Estou certamente influenciado por uma conversa de cirurgiões numa mesa do Toxinas, restaurante mítico do Hospital Santa Maria, onde Ângelo Nobre, chefe de serviço de cirurgia cardiotorácica, falava de uma filha já estudante em Medicina que nos tempos livres lhe faz companhia nalgumas operações. Engraçado como me sinto pequeno e ignorante numa mesa assim, com gente que tem todos os dias o coração das pessoas nas mãos, cirurgiões cuja pressão profissional e horário de trabalho me obriga a relativizar os meus fracos problemas. Desvio-me do que quero, dos filhos. Da dele, futura médica ou, se quiser, destinada a ser médica antes mesmo de o pensar ser, tratada como filha entre iguais. E dos meus, André e Miguel. Num destes dias falo-vos, tenho o que partilhar.

Ser competitivo, ganhar dinheiro, ter poder, ser poder, conquistar prémios e o diabo a quatro são alguns atributos que distinguem os que se distinguem. Para alguns são a essência, para mim, quanto muito, a consequência feliz ou triste do que se faz, pensa ou diz. Seria capaz de não desejar isso para os meus filhos? Sim, como não?
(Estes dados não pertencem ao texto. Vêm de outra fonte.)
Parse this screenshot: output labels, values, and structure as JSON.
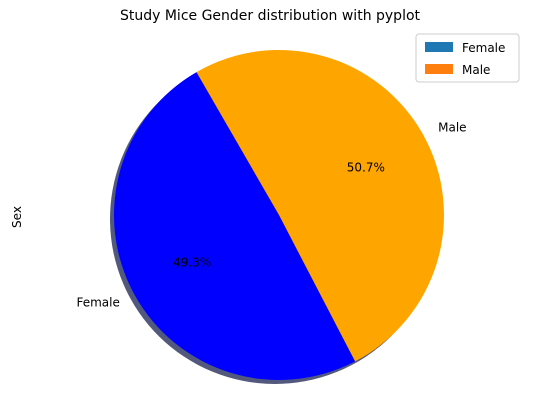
{
  "chart_data": {
    "type": "pie",
    "title": "Study Mice Gender distribution with pyplot",
    "ylabel": "Sex",
    "categories": [
      "Female",
      "Male"
    ],
    "values": [
      49.3,
      50.7
    ],
    "value_labels": [
      "49.3%",
      "50.7%"
    ],
    "slice_colors": [
      "#0000ff",
      "#ffa500"
    ],
    "legend": {
      "position": "top-right",
      "entries": [
        {
          "label": "Female",
          "color": "#1f77b4"
        },
        {
          "label": "Male",
          "color": "#ff7f0e"
        }
      ]
    },
    "shadow": true,
    "startangle_deg": 120
  }
}
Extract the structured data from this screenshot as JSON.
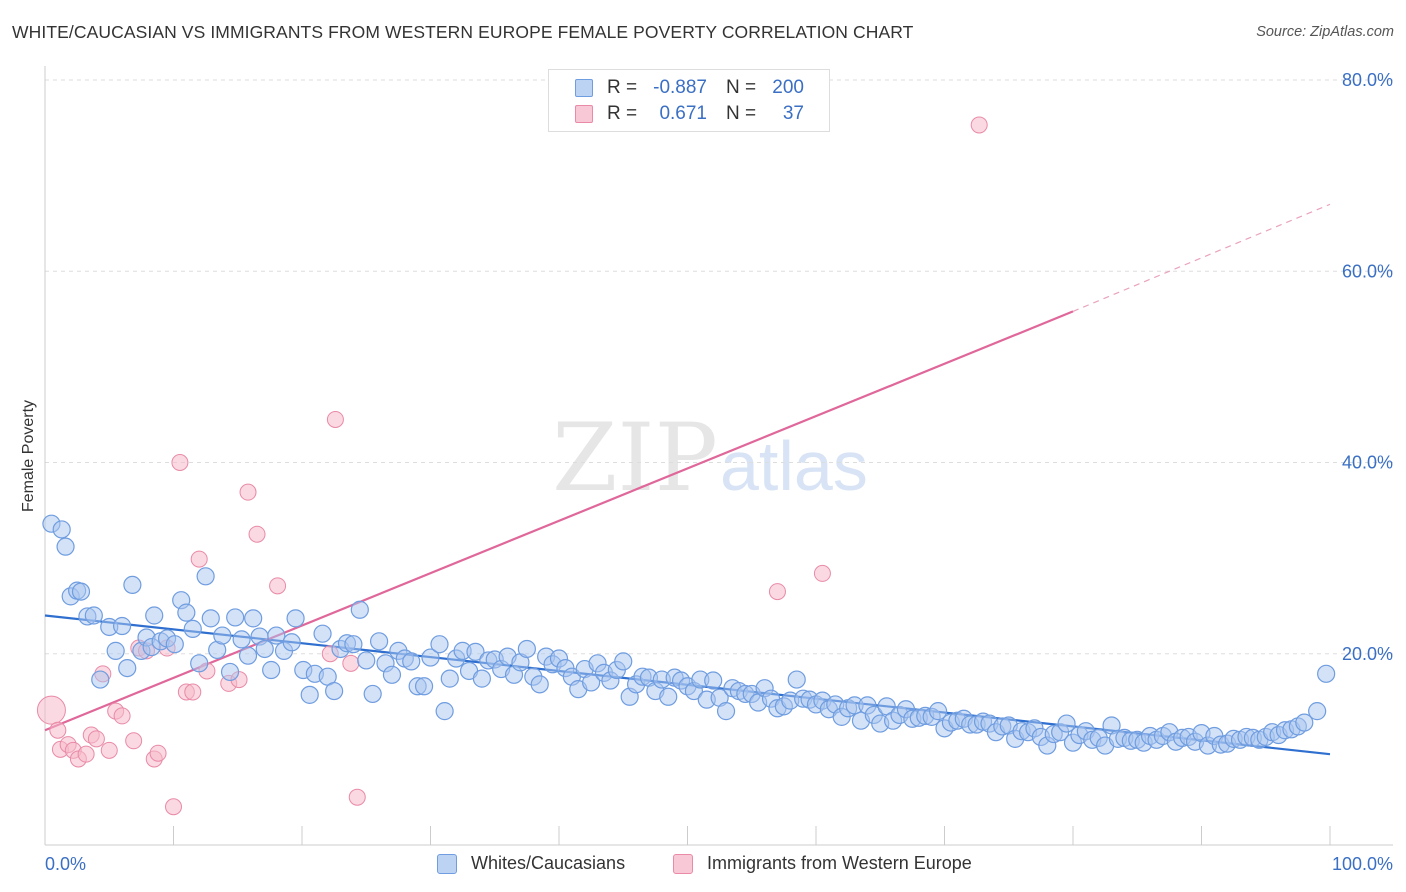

Aos filhos e amigos desejo coisas maiores: que não sejam banais, que não sejam como todos, que não desejem o que deseja a maioria, que sejam eles; uma ilha rodeada de cada vez mais ilhas.

E que tenham livros, muitos livros à volta. Mesmo que não leiam a maioria, mesmo que tropecem e tentem mais tarde. Nos livros de história, desde a minha infância, travo-me no que não vem escrito, nos que não têm nome, nos que morreram por uma ideia, lugar ou convicção. Ao ver uma criança num livro de caravelas, perco-me na vontade de lhe pedir que não esqueça os que não estão ali escritos, os que continuam a navegar incógnitos, os que estiveram ao lado dos revolucionários, os que arriscaram a vida sem ter nada em troca. Um dia convencerei alguém a fazer um minuto de silêncio por todos os heróis que nunca saberemos que o foram.

É uma ambição desmedida, há momentos em que devemos ter a mania das grandezas, faz-nos ser melhores. Ou megalómanos insuportáveis, um risco. De um modo ou de outro, o importante é reconhecermos quem temos à frente, adultos e crianças. E sabermos que numa boca azeda nunca saem palavras doces. Podemos suavizá-la com bons vinhos, licores e puro açúcar, mas nada resultará. O que dali sai, com mais ou menos sorrisos, parecerá um iogurte fora de prazo. Numa boca azeda tudo será sempre desesperança, barbárie, más intenções. Ninguém tem bom-nome numa boca assim, para lá do seu próprio.

Mas como as coisas estão, não basta pensar bem, ser generoso com o próximo, ter as mãos imaculadas. Tudo isso é fundamental, se juntarmos mais umas quantas coisas temos o retrato de alguém que vale a pena. Nesses instantes, em que as rodas da história giram provocando destruição e desordem, não nos vale ter apenas um coração puro e ser incorruptíveis na moral e na ética. De que nos valerá ser tudo isso se o corpo continuar sentado e as mãos nos bolsos?

E de uma coisa tenho a convicção: no final da corrida, se me perguntarem o que fui, direi o que tentei ser, um pretérito perfeito que esteve, passeou, amou, perdeu, viveu. Quando fizer as contas de somar e subtrair, terei apenas passado. Nada mais certo. Chegado aí, a esse tribunal de solidão, valerá mais ter feito do que ter-me limitado a ir fazendo. É preferível errar toda a vida do que falhar por falta de comparência.

Revolucionário e utópico, diz-me o mais velho, depois de ler este último parágrafo. Está enganado. Não há revolucionários que não sejam utópicos. E não há verdadeiros utópicos que sejam sonhadores. Os sonhadores vivem num mundo onírico, os utópicos num mundo de que não gostam. Quem sonha inventa universos dentro de si próprio, alimenta-se de ideias redentoras e quimeras. Quem persegue a utopia está preparado para sacrificar o que for preciso por aquilo em que acredita, em nome da felicidade colectiva tudo poderá ser feito, inclusivamente a morte dos que se opuserem. Nos sonhos do sonhador, o pesadelo não é bem-vindo. Na utopia, o pesadelo é o preço a pagar pelo nascimento de um mundo novo. O sonhador sonha. O utópico deseja um dia poder fazê-lo. É essa a diferença.